Corría el año 1992 cuando un ciudadano norteamericano de origen japonés, Francis Fukuyama, publicaba su texto “El fin de la historia y el último hombre”. De manera algo soberbia, el politólogo Fukuyama sostenía que estábamos en presencia del fin de las ideologías, que era el ocaso de las controversias y luchas ideológicas. Al mismo tiempo, auguraba un futuro pavimentado por una economía capitalista y sustentado en una política cuyo eje central fuese el libre mercado.
Posiblemente, la caída del muro de Berlín algunos años antes, su interpretación y generalización algo simplista de este impactante hecho y su no disimulada tendencia neoliberal y conservadora, lo llevaron a plasmar una hipótesis en la que cometió un evidente fallo científico-metodológico al confundir deseos con realidad, o dicho de otra manera, al confundir lo que a él le gustaría que las cosas fueran con lo que las cosas realmente son.
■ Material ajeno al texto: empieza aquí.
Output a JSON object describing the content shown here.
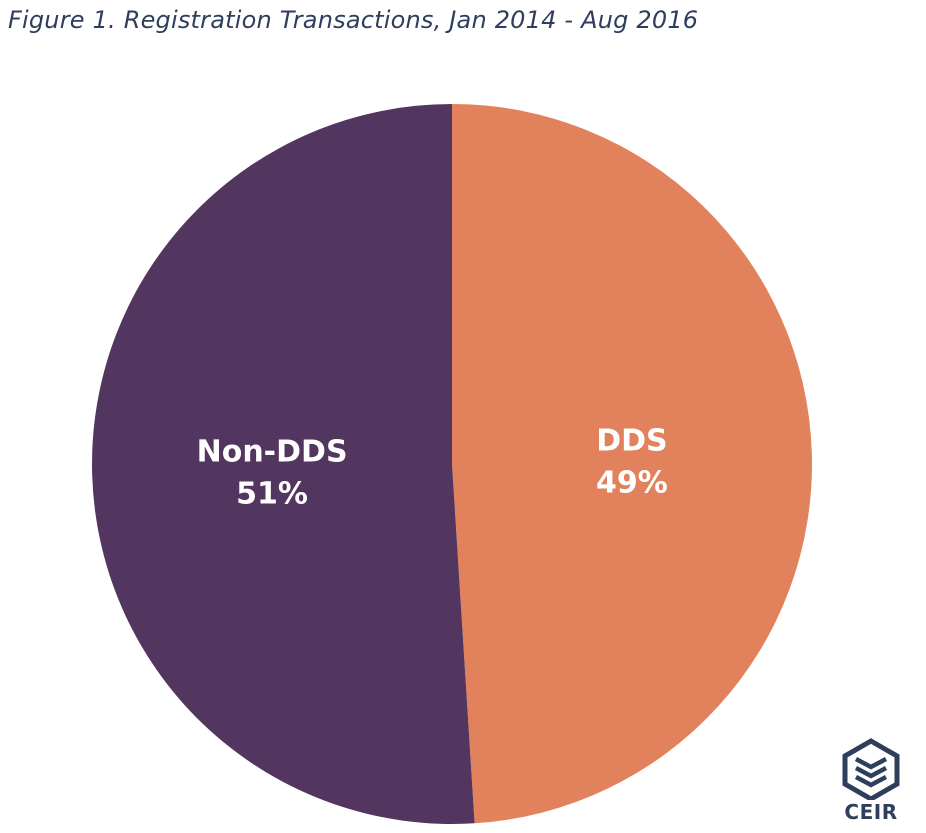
{
  "chart_data": {
    "type": "pie",
    "title": "Figure 1. Registration Transactions, Jan 2014 - Aug 2016",
    "slices": [
      {
        "label": "DDS",
        "value": 49,
        "value_label": "49%",
        "color": "#e2825c"
      },
      {
        "label": "Non-DDS",
        "value": 51,
        "value_label": "51%",
        "color": "#52365f"
      }
    ],
    "start_angle_deg": 0,
    "direction": "clockwise",
    "legend": "none"
  },
  "logo": {
    "text": "CEIR",
    "color": "#2e3e5c"
  }
}
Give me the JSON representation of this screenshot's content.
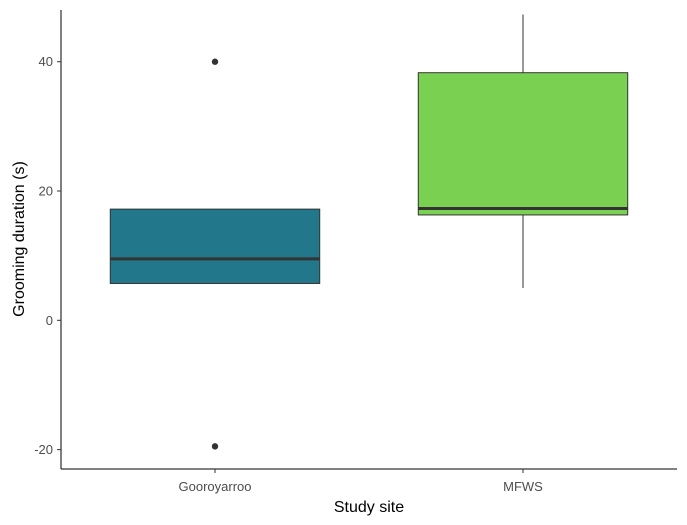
{
  "chart_data": {
    "type": "boxplot",
    "title": "",
    "xlabel": "Study site",
    "ylabel": "Grooming duration (s)",
    "categories": [
      "Gooroyarroo",
      "MFWS"
    ],
    "ylim": [
      -23,
      48
    ],
    "yticks": [
      -20,
      0,
      20,
      40
    ],
    "grid": false,
    "legend": "none",
    "boxes": [
      {
        "category": "Gooroyarroo",
        "color": "#23778B",
        "min": 5.7,
        "q1": 5.7,
        "median": 9.5,
        "q3": 17.2,
        "max": 17.2,
        "outliers": [
          40,
          -19.5
        ]
      },
      {
        "category": "MFWS",
        "color": "#7AD151",
        "min": 5,
        "q1": 16.3,
        "median": 17.3,
        "q3": 38.3,
        "max": 47.3,
        "outliers": []
      }
    ]
  }
}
Concretamente, no sólo su propia afirmación y postura eran en sí mismas ideológicas, lo que ya implicaba una contradicción inherente a su tesis, sino que además, la historia de los 20 años posteriores a su rimbombante predicción han demostrado que ha sido, precisamente el intento de despliegue y omnipresencia del neoliberalismo, lo que ha puesto nuevamente en primer plano la realidad e importancia de los debates acerca de los distintos proyectos de sociedad, esto es, la vigencia de lo ideológico.
En efecto, de manera creciente puede observarse una situación en diferentes partes del mundo que evidencia una tensión, cuando no conflictos sociales manifiestos, entre quienes quieren que el actual sistema mundial siga igual o se refuerce, favoreciendo a unos pocos y en medio de desigualdades abismantes y quienes aspiran a una transformación social que se plasme en otra realidad socio-económica y en un nuevo marco valórico-cultural en que la justicia y solidaridad desplacen a las aspiraciones sin límites y a la competencia individualista.
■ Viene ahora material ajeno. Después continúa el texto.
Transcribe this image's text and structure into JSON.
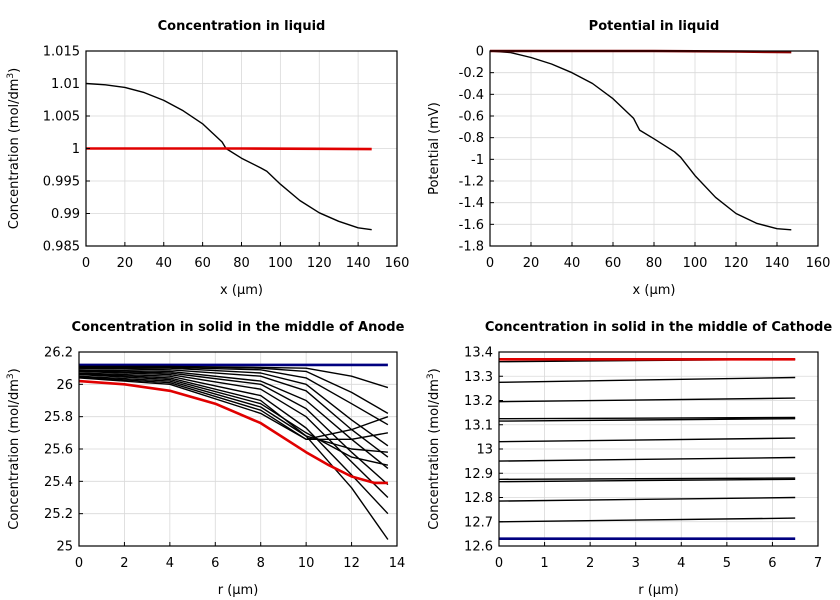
{
  "chart_data": [
    {
      "type": "line",
      "title": "Concentration in liquid",
      "xlabel": "x (µm)",
      "ylabel": "Concentration (mol/dm",
      "ylabel_sup": "3",
      "ylabel_tail": ")",
      "xlim": [
        0,
        160
      ],
      "ylim": [
        0.985,
        1.015
      ],
      "x_ticks": [
        "0",
        "20",
        "40",
        "60",
        "80",
        "100",
        "120",
        "140",
        "160"
      ],
      "y_ticks": [
        "0.985",
        "0.99",
        "0.995",
        "1",
        "1.005",
        "1.01",
        "1.015"
      ],
      "grid": true,
      "series": [
        {
          "color": "#000000",
          "x": [
            0,
            10,
            20,
            30,
            40,
            50,
            60,
            70,
            72,
            80,
            90,
            93,
            100,
            110,
            120,
            130,
            140,
            147
          ],
          "y": [
            1.01,
            1.0098,
            1.0094,
            1.0086,
            1.0074,
            1.0058,
            1.0038,
            1.001,
            1.0,
            0.9985,
            0.997,
            0.9965,
            0.9945,
            0.992,
            0.9901,
            0.9888,
            0.9878,
            0.9875
          ]
        },
        {
          "color": "#e00000",
          "x": [
            0,
            40,
            80,
            120,
            147
          ],
          "y": [
            1.0,
            1.0,
            1.0,
            0.99995,
            0.9999
          ]
        }
      ]
    },
    {
      "type": "line",
      "title": "Potential in liquid",
      "xlabel": "x (µm)",
      "ylabel": "Potential (mV)",
      "ylabel_sup": "",
      "ylabel_tail": "",
      "xlim": [
        0,
        160
      ],
      "ylim": [
        -1.8,
        0
      ],
      "x_ticks": [
        "0",
        "20",
        "40",
        "60",
        "80",
        "100",
        "120",
        "140",
        "160"
      ],
      "y_ticks": [
        "-1.8",
        "-1.6",
        "-1.4",
        "-1.2",
        "-1",
        "-0.8",
        "-0.6",
        "-0.4",
        "-0.2",
        "0"
      ],
      "grid": true,
      "series": [
        {
          "color": "#000000",
          "x": [
            0,
            10,
            20,
            30,
            40,
            50,
            60,
            70,
            73,
            80,
            90,
            93,
            100,
            110,
            120,
            130,
            140,
            147
          ],
          "y": [
            0.0,
            -0.015,
            -0.06,
            -0.12,
            -0.2,
            -0.3,
            -0.44,
            -0.62,
            -0.73,
            -0.81,
            -0.93,
            -0.98,
            -1.15,
            -1.35,
            -1.5,
            -1.59,
            -1.64,
            -1.65
          ]
        },
        {
          "color": "#8b0000",
          "x": [
            0,
            40,
            80,
            120,
            147
          ],
          "y": [
            0.0,
            0.0,
            0.0,
            -0.005,
            -0.01
          ]
        }
      ]
    },
    {
      "type": "line",
      "title": "Concentration in solid in the middle of Anode",
      "xlabel": "r (µm)",
      "ylabel": "Concentration (mol/dm",
      "ylabel_sup": "3",
      "ylabel_tail": ")",
      "xlim": [
        0,
        14
      ],
      "ylim": [
        25,
        26.2
      ],
      "x_ticks": [
        "0",
        "2",
        "4",
        "6",
        "8",
        "10",
        "12",
        "14"
      ],
      "y_ticks": [
        "25",
        "25.2",
        "25.4",
        "25.6",
        "25.8",
        "26",
        "26.2"
      ],
      "grid": true,
      "series": [
        {
          "color": "#000080",
          "x": [
            0,
            4,
            8,
            12,
            13.6
          ],
          "y": [
            26.12,
            26.12,
            26.12,
            26.12,
            26.12
          ]
        },
        {
          "color": "#000000",
          "x": [
            0,
            4,
            8,
            10,
            12,
            13.6
          ],
          "y": [
            26.11,
            26.11,
            26.105,
            26.1,
            26.05,
            25.98
          ]
        },
        {
          "color": "#000000",
          "x": [
            0,
            4,
            8,
            10,
            12,
            13.6
          ],
          "y": [
            26.11,
            26.11,
            26.1,
            26.08,
            25.95,
            25.82
          ]
        },
        {
          "color": "#000000",
          "x": [
            0,
            4,
            8,
            10,
            12,
            13.6
          ],
          "y": [
            26.105,
            26.105,
            26.09,
            26.04,
            25.88,
            25.75
          ]
        },
        {
          "color": "#000000",
          "x": [
            0,
            4,
            8,
            10,
            12,
            13.6
          ],
          "y": [
            26.1,
            26.1,
            26.07,
            26.0,
            25.78,
            25.62
          ]
        },
        {
          "color": "#000000",
          "x": [
            0,
            4,
            8,
            10,
            12,
            13.6
          ],
          "y": [
            26.1,
            26.09,
            26.05,
            25.96,
            25.72,
            25.55
          ]
        },
        {
          "color": "#000000",
          "x": [
            0,
            4,
            8,
            10,
            12,
            13.6
          ],
          "y": [
            26.09,
            26.08,
            26.02,
            25.9,
            25.66,
            25.48
          ]
        },
        {
          "color": "#000000",
          "x": [
            0,
            4,
            8,
            10,
            12,
            13.6
          ],
          "y": [
            26.085,
            26.07,
            26.0,
            25.85,
            25.58,
            25.38
          ]
        },
        {
          "color": "#000000",
          "x": [
            0,
            4,
            8,
            10,
            12,
            13.6
          ],
          "y": [
            26.08,
            26.06,
            25.97,
            25.8,
            25.52,
            25.3
          ]
        },
        {
          "color": "#000000",
          "x": [
            0,
            4,
            8,
            10,
            12,
            13.6
          ],
          "y": [
            26.07,
            26.05,
            25.93,
            25.73,
            25.44,
            25.2
          ]
        },
        {
          "color": "#000000",
          "x": [
            0,
            4,
            8,
            10,
            12,
            13.6
          ],
          "y": [
            26.065,
            26.04,
            25.9,
            25.68,
            25.36,
            25.04
          ]
        },
        {
          "color": "#000000",
          "x": [
            0,
            4,
            8,
            10,
            12,
            13.6
          ],
          "y": [
            26.06,
            26.03,
            25.88,
            25.7,
            25.55,
            25.5
          ]
        },
        {
          "color": "#000000",
          "x": [
            0,
            4,
            8,
            10,
            12,
            13.6
          ],
          "y": [
            26.05,
            26.02,
            25.86,
            25.68,
            25.6,
            25.58
          ]
        },
        {
          "color": "#000000",
          "x": [
            0,
            4,
            8,
            10,
            12,
            13.6
          ],
          "y": [
            26.045,
            26.01,
            25.84,
            25.66,
            25.66,
            25.7
          ]
        },
        {
          "color": "#000000",
          "x": [
            0,
            4,
            8,
            10,
            12,
            13.6
          ],
          "y": [
            26.04,
            26.0,
            25.82,
            25.66,
            25.72,
            25.8
          ]
        },
        {
          "color": "#e00000",
          "x": [
            0,
            2,
            4,
            6,
            8,
            10,
            11,
            12,
            13,
            13.6
          ],
          "y": [
            26.02,
            26.0,
            25.96,
            25.88,
            25.76,
            25.58,
            25.5,
            25.43,
            25.39,
            25.39
          ]
        }
      ]
    },
    {
      "type": "line",
      "title": "Concentration in solid in the middle of Cathode",
      "xlabel": "r (µm)",
      "ylabel": "Concentration (mol/dm",
      "ylabel_sup": "3",
      "ylabel_tail": ")",
      "xlim": [
        0,
        7
      ],
      "ylim": [
        12.6,
        13.4
      ],
      "x_ticks": [
        "0",
        "1",
        "2",
        "3",
        "4",
        "5",
        "6",
        "7"
      ],
      "y_ticks": [
        "12.6",
        "12.7",
        "12.8",
        "12.9",
        "13",
        "13.1",
        "13.2",
        "13.3",
        "13.4"
      ],
      "grid": true,
      "series": [
        {
          "color": "#000080",
          "x": [
            0,
            6.5
          ],
          "y": [
            12.63,
            12.63
          ]
        },
        {
          "color": "#000000",
          "x": [
            0,
            6.5
          ],
          "y": [
            12.7,
            12.715
          ]
        },
        {
          "color": "#000000",
          "x": [
            0,
            6.5
          ],
          "y": [
            12.785,
            12.8
          ]
        },
        {
          "color": "#000000",
          "x": [
            0,
            6.5
          ],
          "y": [
            12.865,
            12.875
          ]
        },
        {
          "color": "#000000",
          "x": [
            0,
            6.5
          ],
          "y": [
            12.875,
            12.88
          ]
        },
        {
          "color": "#000000",
          "x": [
            0,
            6.5
          ],
          "y": [
            12.95,
            12.965
          ]
        },
        {
          "color": "#000000",
          "x": [
            0,
            6.5
          ],
          "y": [
            13.03,
            13.045
          ]
        },
        {
          "color": "#000000",
          "x": [
            0,
            6.5
          ],
          "y": [
            13.115,
            13.125
          ]
        },
        {
          "color": "#000000",
          "x": [
            0,
            6.5
          ],
          "y": [
            13.125,
            13.13
          ]
        },
        {
          "color": "#000000",
          "x": [
            0,
            6.5
          ],
          "y": [
            13.195,
            13.21
          ]
        },
        {
          "color": "#000000",
          "x": [
            0,
            6.5
          ],
          "y": [
            13.275,
            13.295
          ]
        },
        {
          "color": "#000000",
          "x": [
            0,
            6.5
          ],
          "y": [
            13.36,
            13.37
          ]
        },
        {
          "color": "#e00000",
          "x": [
            0,
            6.5
          ],
          "y": [
            13.37,
            13.37
          ]
        }
      ]
    }
  ]
}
Una ilustración y antecedente no despreciable de lo anterior, me parece que lo constituye el actual punto de inflexión al que está llegando nuestro país a propósito de las alternativas que tendrán que enfrentar los ciudadanos en las próximas elecciones presidenciales y parlamentarias.
Tal como lo hemos expresado en columnas anteriores en este mismo espacio y más allá de lo meritorio y exitoso de la transición chilena en lo institucional y político, resulta difícil negar que pareciera estarse agotando la tolerancia y paciencia de la mayoría de los chilenos frente a la falta de voluntad política y acciones concretas que conduzcan a cambios en el sistema socio-económico actual, el que ha estado básicamente inspirado en una economía neo-liberal con clara preeminencia y excesos del mercado y del poder económico.
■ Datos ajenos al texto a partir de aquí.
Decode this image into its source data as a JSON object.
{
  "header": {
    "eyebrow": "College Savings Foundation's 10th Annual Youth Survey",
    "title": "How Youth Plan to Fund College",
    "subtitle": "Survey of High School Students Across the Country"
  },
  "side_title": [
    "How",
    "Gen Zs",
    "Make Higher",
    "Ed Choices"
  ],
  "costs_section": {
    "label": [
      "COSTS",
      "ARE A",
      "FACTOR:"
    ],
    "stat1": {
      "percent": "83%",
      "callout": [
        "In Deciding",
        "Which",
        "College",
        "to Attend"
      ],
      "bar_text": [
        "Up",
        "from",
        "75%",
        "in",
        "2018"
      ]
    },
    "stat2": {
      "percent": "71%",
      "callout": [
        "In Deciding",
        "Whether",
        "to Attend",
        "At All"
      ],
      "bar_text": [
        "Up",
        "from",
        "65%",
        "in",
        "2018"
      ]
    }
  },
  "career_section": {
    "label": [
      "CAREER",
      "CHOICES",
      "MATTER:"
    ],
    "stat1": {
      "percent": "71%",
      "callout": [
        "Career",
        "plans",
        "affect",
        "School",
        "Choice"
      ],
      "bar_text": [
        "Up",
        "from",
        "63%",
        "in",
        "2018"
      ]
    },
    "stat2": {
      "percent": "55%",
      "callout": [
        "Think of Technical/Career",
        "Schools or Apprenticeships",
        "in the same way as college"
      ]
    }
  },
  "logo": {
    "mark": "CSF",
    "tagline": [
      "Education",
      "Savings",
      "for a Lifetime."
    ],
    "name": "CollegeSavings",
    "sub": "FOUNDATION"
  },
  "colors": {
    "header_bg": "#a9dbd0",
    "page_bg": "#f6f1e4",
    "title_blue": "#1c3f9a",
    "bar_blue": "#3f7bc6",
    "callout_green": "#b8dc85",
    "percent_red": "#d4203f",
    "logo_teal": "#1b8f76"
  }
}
Los ya conocidos abusos y las significativas inequidades, son claramente consecuencia de esto y no se solucionan mirando para el lado y/o administrando lo que existe con tangenciales e inocuos intentos de ser más “eficientes” en determinadas áreas, con bonos tales o cuales y con permanentes y cansadores anuncios que nunca se concretan.
Es imprescindible abrir un sincero, necesario y saludable debate ideológico en el país, en el que todos nos sinceremos sin temor a que nos tilden de esto o lo otro y a través del cual las diferentes candidaturas, coaliciones y partidos políticos expliciten y difundan exhaustivamente su visión de la sociedad chilena y sus propuestas en relación al futuro.
Si el país no hace esto, terminaremos discutiendo estas o aquellas cifras, volverán a marearnos con los equilibrios macroeconómicos (en medio de una crisis de credibilidad de las estadísticas), nos vanagloriaremos del mayor número de empleos en medio de sueldos vergonzosos y con insuficientes leyes laborales, seguirán los espectáculos que devastan la política y a los políticos sin terminar con el binominal, en fin, terminaremos siendo cómplice de que todo siga igual, haremos una afrenta a la democracia y posiblemente se llegará a una cristalización de los conflictos sociales.